7 d’Eau : Les Projections

Un peu en réaction à mes colères d’hier, la carte du jour répond.

Qu’est-ce qu’un monde où chacun joue son propre film, superpose son écran mental sur une réalité qu’il ne veut pas voir ? Le 7 d’Eau, c’est une salle de cinéma collective où chacun projette ses attentes, ses colères, ses désirs inassouvis sur l’autre, et où personne ne regarde derrière l’écran, là où la lumière naît.

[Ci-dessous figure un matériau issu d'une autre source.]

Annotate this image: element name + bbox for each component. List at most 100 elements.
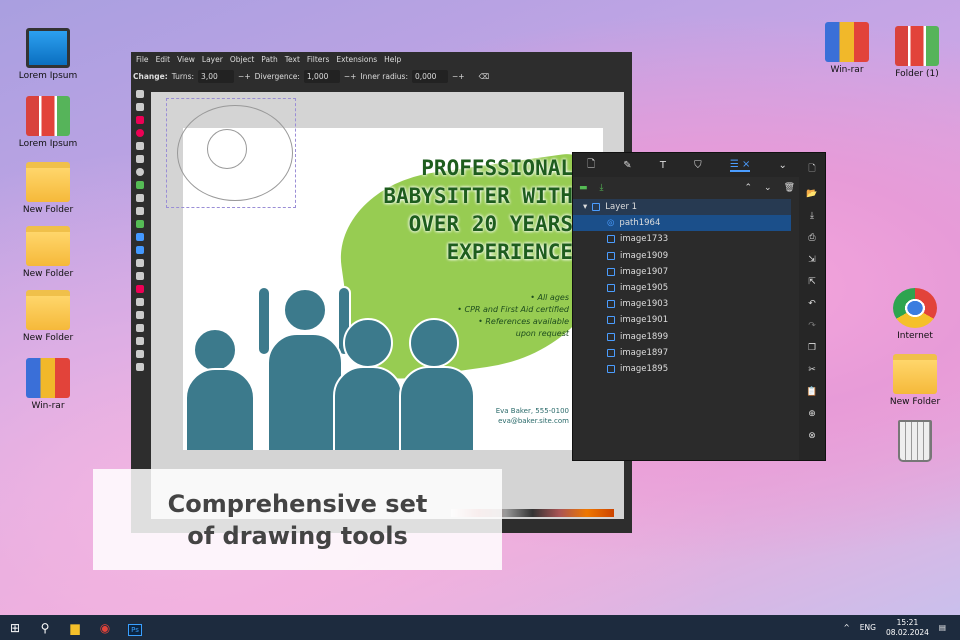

Dans cette carte, les visages se déforment, se mélangent, jusqu’à devenir méconnaissables. C’est l’histoire des trahisons politiques et des rêves brisés : on croyait voir des alliés, et l’on découvre des monstres façonnés par nos illusions. Le Parti Socialiste, ce cadavre qui refuse de pourrir, est une projection parfaite : nous avons voulu y voir une force de gauche, mais ce n’était qu’un mirage. Une ombre sur l’écran, et derrière, un projecteur alimenté par l’avidité et la lâcheté.

Projeter, c’est refuser de voir

Le 7 d’Eau me parle de ma propre colère, de ma propre trahison. Et si cette rage contre les Guedj et les Faure, contre ces marionnettes déguisées en révolutionnaires, n’était qu’un miroir de ma propre lâcheté ? Ai-je moi-même, parfois, « assumé » sans réfléchir, joué mon rôle dans cette comédie lugubre ? C’est cela qu’il faut explorer : non pas déverser sur l’autre le poison que je porte, mais l’accepter, le comprendre.

Car au fond, les projections sont des aveux : ce que je vois chez l’autre, c’est ce que je crains aussi d’être. Les monstres que je dessine sur le mur de mes colères sont les ombres de mes propres faiblesses. Ce PS que je conspue, n’est-il pas un peu le reflet d’une gauche intérieure que j’ai laissée s’éteindre ? Cette bourgeoisie que je méprise, n’est-elle pas tapie dans mes propres gestes, mes propres pensées ?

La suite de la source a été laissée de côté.